Seit drei Tagen rollen wieder die Bagger: Die Erdarbeiten für den Streckenbau der B 252-Ortsumgehung Dorfitter haben begonnen.

Vöhl-Dorfitter – Rund 25 Baufahrzeuge, von Schleppern über Kettenbagger bis hin zu Dumpern und Felsbrecherwalze, arbeiten gleichzeitig auf der Strecke zwischen der Kuhbachtalbrücke unterhalb von Obernburg bis zum nördlichen Abzweig der B 252 nach Korbach.

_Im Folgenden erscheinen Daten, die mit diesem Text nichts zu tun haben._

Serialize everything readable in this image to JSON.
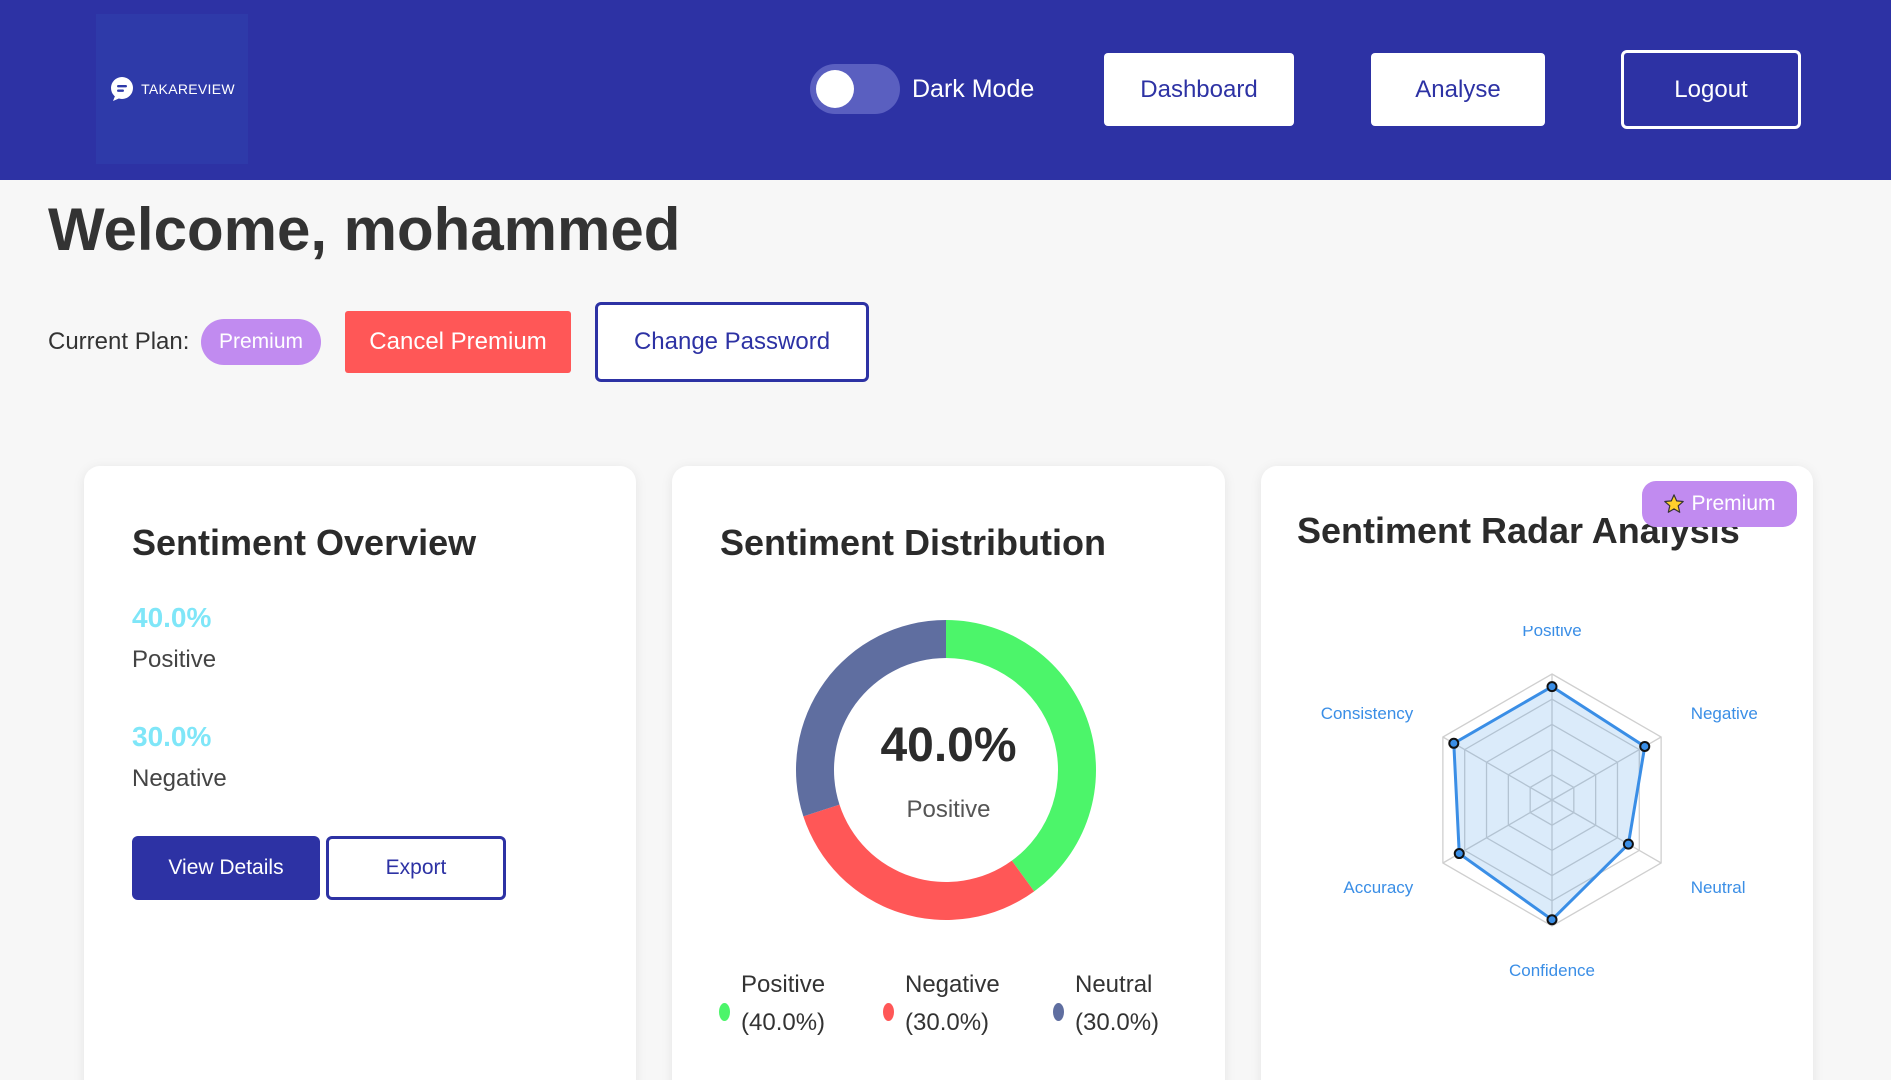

Damit sei die Baustelle aktuell die mit Abstand größte im Landkreis, erklärt Marco Lingemann, Sprecher von Hessen Mobil. Insgesamt verzögert sich die Fertigstellung der ganzen Umgehung bis zum Sommer 2024 – ursprünglich war sie für Ende 2023 geplant.

„Bis zum Herbst 2022 sollen Erdabbau und Entwässerungsarbeiten fertig sein, der Asphalt auf dem aktuellen Streckenabschnitt liegen“, sagt Rainer Mitze, der für die Ortsumgehung verantwortliche Ingenieur in der Bauabteilung von Hessen Mobil. Rund 185 000 Kubikmeter Boden müssen für diesen Bauabschnitt bewegt werden. Während der Mutterboden an anderer Stelle wieder zum Einsatz kommt, wird mit einem Großteil des weniger wertvollen Bodens der nahe gelegene ehemalige Steinbruch aufgefüllt, erklärt Lingemann. Allerdings bleibe eine Steilwand aus Naturschutzgründen frei. Gleichzeitig führt die Trasse durch einen anderen Teil des Steinbruchgeländes: Bis zu 15 Höhenmeter müssen ausgebaggert werden.

Im Auftrag von Hessen-Mobil führt eine Bietergemeinschaft aus den beiden heimischen Firmen Wachenfeld und Rohde die Arbeiten aus. Die Unternehmen bauen zunächst die Wirtschaftswege, damit die Landwirte zu ihren Feldern kommen.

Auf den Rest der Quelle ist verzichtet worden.